When the band were originally known as Hidden Persuaders, they signed a 'development deal' with leading independent music publisher, Hit & Run Music Publishing, having been brought into the company by the New York office creative manager, Michelle De Vries, who worked closely with her colleague in the London office, Dave Massey, who had also championed the signing of the band which included Jimmy R. Landry on guitar and backing vocals, and Nir Zidkyahu on drums. The pair introduced the band to French promoters, and 'road managed' the group's first shows at festivals and clubs in Bourges Paris, Montlucon, London and Brussels, at the latter show supporting Primus. These were followed by a full European festival tour opening for nu-metal group Korn, as well as playing various shows around New York City.

===Columbia Records, Halfway Down The Sky (1999–2000)===
The band was signed to Columbia Records after winning the Battle of the Band competition. Todd Rundgren produced their 1999 debut album, Halfway Down the Sky. The album spawned two singles, "Yeah, Whatever" and "I Think God Can Explain".

===J Records, To Whom It May Concern (2001–2003)===
In 2001, the band signed to Clive Davis' J Records and later record their next album. The first single, "Save It For Later" was released in June 2002 and its music video was shot in Los Angeles. The first single reached no. 34 on the Billboard Top 40 on August 17, 2002. The album, To Whom it May Concern was then released on August 20, 2002. The second album has sold 16,000 copies and was peaked at no.24 at the Billboard Heatseekers Chart. In November 2002, Splender released their second single, "The Loneliest Person I Know" although it did not reach the Billboard charts.

===Disbandment and planned reunion===
Shortly following their second release, the band disbanded in 2004 and later went on to go on different projects. Waymon Boone announced via Myspace that the band was starting to record its new album and going on a tour in 2009. The project eventually fell through.
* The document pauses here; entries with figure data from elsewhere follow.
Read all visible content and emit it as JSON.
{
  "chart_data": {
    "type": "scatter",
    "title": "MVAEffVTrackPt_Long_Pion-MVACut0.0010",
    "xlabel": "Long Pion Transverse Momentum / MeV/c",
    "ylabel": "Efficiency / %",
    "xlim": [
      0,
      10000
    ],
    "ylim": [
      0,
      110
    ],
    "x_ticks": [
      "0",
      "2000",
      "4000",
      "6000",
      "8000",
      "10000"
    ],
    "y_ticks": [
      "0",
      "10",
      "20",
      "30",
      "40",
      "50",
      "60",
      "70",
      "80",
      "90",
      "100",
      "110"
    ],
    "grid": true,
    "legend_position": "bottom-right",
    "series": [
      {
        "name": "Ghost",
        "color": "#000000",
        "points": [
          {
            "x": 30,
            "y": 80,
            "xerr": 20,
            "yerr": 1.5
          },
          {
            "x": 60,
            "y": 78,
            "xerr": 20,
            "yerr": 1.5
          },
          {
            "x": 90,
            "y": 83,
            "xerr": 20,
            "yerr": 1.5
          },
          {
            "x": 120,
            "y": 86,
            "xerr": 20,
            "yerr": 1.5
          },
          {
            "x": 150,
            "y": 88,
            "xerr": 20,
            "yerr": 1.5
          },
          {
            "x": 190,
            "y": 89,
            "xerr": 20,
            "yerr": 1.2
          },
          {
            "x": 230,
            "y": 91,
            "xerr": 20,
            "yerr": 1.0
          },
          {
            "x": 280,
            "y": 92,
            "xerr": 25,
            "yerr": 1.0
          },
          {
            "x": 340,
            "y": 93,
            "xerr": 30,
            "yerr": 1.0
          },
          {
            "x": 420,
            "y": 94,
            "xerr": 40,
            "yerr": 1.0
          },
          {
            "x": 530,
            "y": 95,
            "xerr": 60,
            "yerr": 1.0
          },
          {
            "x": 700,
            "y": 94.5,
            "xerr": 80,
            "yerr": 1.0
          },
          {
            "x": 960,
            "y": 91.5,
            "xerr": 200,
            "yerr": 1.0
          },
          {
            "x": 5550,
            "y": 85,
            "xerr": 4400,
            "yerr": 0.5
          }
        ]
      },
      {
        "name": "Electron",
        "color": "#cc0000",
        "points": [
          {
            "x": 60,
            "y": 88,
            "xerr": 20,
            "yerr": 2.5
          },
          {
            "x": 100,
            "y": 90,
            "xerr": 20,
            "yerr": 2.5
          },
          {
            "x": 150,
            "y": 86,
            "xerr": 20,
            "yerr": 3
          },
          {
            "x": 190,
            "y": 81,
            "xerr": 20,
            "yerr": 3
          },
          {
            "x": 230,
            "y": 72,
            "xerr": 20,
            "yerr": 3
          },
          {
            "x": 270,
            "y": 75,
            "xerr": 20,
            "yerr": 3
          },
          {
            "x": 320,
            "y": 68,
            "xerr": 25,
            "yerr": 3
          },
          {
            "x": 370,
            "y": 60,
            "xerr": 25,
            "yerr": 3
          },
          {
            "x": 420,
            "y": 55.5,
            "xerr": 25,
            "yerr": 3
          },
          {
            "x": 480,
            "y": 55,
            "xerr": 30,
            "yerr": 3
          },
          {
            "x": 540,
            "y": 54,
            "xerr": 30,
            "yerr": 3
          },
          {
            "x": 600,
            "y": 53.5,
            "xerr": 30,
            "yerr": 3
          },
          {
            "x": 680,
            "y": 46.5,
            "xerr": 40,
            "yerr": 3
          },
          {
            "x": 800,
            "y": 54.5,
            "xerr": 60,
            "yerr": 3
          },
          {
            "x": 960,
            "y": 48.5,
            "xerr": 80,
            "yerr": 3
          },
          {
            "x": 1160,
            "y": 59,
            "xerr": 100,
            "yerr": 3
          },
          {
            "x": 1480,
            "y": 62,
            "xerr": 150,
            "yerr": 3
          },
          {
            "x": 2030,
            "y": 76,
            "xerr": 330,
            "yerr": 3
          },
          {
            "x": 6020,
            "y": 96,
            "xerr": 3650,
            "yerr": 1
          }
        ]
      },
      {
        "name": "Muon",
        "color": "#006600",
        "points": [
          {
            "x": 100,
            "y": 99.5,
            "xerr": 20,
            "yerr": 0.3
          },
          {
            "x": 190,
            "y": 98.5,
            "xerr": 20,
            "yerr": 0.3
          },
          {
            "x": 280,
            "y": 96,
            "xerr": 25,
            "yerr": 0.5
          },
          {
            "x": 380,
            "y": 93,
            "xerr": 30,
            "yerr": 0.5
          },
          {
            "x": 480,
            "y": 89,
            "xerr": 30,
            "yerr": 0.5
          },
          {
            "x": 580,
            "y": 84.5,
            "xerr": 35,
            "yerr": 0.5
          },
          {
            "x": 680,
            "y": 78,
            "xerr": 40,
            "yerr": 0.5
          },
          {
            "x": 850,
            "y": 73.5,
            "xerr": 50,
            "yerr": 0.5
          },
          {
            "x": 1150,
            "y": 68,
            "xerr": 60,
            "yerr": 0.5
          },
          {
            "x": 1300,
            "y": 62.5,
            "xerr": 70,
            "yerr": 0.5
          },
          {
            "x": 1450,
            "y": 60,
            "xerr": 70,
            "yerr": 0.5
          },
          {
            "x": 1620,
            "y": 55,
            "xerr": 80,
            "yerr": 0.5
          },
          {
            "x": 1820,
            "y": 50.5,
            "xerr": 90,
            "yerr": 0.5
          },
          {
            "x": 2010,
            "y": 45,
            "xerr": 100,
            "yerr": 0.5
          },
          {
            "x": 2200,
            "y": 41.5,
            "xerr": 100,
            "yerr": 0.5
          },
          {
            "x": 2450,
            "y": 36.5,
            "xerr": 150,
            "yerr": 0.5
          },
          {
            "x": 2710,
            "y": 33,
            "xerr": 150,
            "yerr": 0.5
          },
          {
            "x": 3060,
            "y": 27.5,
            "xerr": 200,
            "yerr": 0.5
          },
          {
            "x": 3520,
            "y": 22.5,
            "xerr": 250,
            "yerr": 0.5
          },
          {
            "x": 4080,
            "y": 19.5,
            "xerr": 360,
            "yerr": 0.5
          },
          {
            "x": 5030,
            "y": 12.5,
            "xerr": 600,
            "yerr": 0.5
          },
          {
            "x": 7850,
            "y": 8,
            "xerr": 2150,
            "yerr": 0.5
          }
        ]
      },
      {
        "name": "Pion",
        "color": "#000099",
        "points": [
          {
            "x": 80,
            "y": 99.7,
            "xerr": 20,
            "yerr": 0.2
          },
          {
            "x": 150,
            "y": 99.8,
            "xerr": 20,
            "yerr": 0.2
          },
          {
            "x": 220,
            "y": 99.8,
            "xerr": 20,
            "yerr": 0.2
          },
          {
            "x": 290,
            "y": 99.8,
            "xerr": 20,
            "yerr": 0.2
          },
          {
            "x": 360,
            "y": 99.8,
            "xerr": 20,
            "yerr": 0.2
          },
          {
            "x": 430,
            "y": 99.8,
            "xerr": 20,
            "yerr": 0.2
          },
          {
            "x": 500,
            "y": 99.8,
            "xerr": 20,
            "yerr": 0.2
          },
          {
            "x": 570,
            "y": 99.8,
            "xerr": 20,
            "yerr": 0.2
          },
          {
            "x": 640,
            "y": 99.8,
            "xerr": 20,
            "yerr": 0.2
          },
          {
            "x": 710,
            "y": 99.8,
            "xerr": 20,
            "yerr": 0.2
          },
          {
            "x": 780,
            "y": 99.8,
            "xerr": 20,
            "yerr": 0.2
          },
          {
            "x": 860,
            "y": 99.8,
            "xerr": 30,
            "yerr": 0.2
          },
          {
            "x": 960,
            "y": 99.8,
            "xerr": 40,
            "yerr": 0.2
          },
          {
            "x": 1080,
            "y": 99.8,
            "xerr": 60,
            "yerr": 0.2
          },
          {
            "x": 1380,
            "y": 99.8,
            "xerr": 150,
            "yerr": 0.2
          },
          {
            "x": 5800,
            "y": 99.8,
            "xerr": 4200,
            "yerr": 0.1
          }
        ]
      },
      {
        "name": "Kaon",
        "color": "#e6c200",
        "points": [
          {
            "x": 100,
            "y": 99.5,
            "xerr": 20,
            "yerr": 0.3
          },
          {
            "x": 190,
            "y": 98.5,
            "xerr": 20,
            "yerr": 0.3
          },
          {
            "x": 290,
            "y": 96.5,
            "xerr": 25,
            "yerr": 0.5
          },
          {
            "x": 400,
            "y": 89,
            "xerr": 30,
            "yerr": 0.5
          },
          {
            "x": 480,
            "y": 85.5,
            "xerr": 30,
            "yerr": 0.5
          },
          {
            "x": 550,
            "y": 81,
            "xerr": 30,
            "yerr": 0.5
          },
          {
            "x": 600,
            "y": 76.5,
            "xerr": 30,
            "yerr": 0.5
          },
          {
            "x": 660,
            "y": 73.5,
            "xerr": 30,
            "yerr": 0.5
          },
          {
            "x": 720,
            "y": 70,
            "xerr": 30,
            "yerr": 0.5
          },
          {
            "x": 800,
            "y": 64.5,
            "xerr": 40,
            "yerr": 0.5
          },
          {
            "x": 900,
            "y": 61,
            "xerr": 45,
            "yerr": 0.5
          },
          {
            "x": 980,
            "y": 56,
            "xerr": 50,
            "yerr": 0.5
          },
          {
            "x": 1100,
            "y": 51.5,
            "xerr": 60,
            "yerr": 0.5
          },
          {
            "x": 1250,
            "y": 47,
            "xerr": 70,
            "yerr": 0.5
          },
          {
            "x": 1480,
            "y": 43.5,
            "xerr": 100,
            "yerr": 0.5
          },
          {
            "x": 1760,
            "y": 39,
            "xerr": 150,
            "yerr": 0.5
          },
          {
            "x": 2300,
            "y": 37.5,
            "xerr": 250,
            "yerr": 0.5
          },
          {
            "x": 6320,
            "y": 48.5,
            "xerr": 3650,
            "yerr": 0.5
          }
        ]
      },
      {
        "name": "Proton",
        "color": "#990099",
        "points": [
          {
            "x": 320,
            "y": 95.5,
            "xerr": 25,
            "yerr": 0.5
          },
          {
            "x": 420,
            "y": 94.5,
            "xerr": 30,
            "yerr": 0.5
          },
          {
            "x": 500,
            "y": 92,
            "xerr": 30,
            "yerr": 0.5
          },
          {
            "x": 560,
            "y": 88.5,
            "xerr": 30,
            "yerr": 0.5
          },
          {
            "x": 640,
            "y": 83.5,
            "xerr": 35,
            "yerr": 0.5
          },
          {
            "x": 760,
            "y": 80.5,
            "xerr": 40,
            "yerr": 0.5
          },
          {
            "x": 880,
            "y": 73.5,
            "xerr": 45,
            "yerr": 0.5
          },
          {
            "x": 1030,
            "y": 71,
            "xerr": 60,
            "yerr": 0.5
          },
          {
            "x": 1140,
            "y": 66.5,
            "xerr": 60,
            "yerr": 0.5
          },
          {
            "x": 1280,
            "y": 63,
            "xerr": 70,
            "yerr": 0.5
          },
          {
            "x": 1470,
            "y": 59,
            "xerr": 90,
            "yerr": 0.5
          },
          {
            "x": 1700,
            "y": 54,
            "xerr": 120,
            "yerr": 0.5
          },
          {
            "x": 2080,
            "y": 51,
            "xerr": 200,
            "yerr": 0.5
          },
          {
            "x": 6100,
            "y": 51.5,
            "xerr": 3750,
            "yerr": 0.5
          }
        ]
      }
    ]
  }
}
During a lengthy radio interview, Waymon Boone confirmed that while the band had discussed reforming, it never came together.

==Members==
- Waymon Boone – vocals, rhythm guitars
- James Cruz – bass, backing vocals
- Marc Slutsky – drums, percussion
- Jonathan Svec – lead guitars, backing vocals

==Discography==
===Albums===
- Halfway Down the Sky (1999)
- To Whom It May Concern (2002)

==Singles==

Year: Title; Peak chart positions; Album
US: US Pop; US Alt; US Adult Pop; CAN
1999: "Yeah, Whatever"; —; 46; 24; 26; —; Halfway Down the Sky
"Monotone": —; —; 44; —; —
2000: "I Think God Can Explain"; 62; 19; —; 12; 82
2002: "Save It For Later"; —; —; —; 34; —; To Whom It May Concern
"Loneliest Person I Know": —; —; —; —; —
"—" denotes releases that did not chart.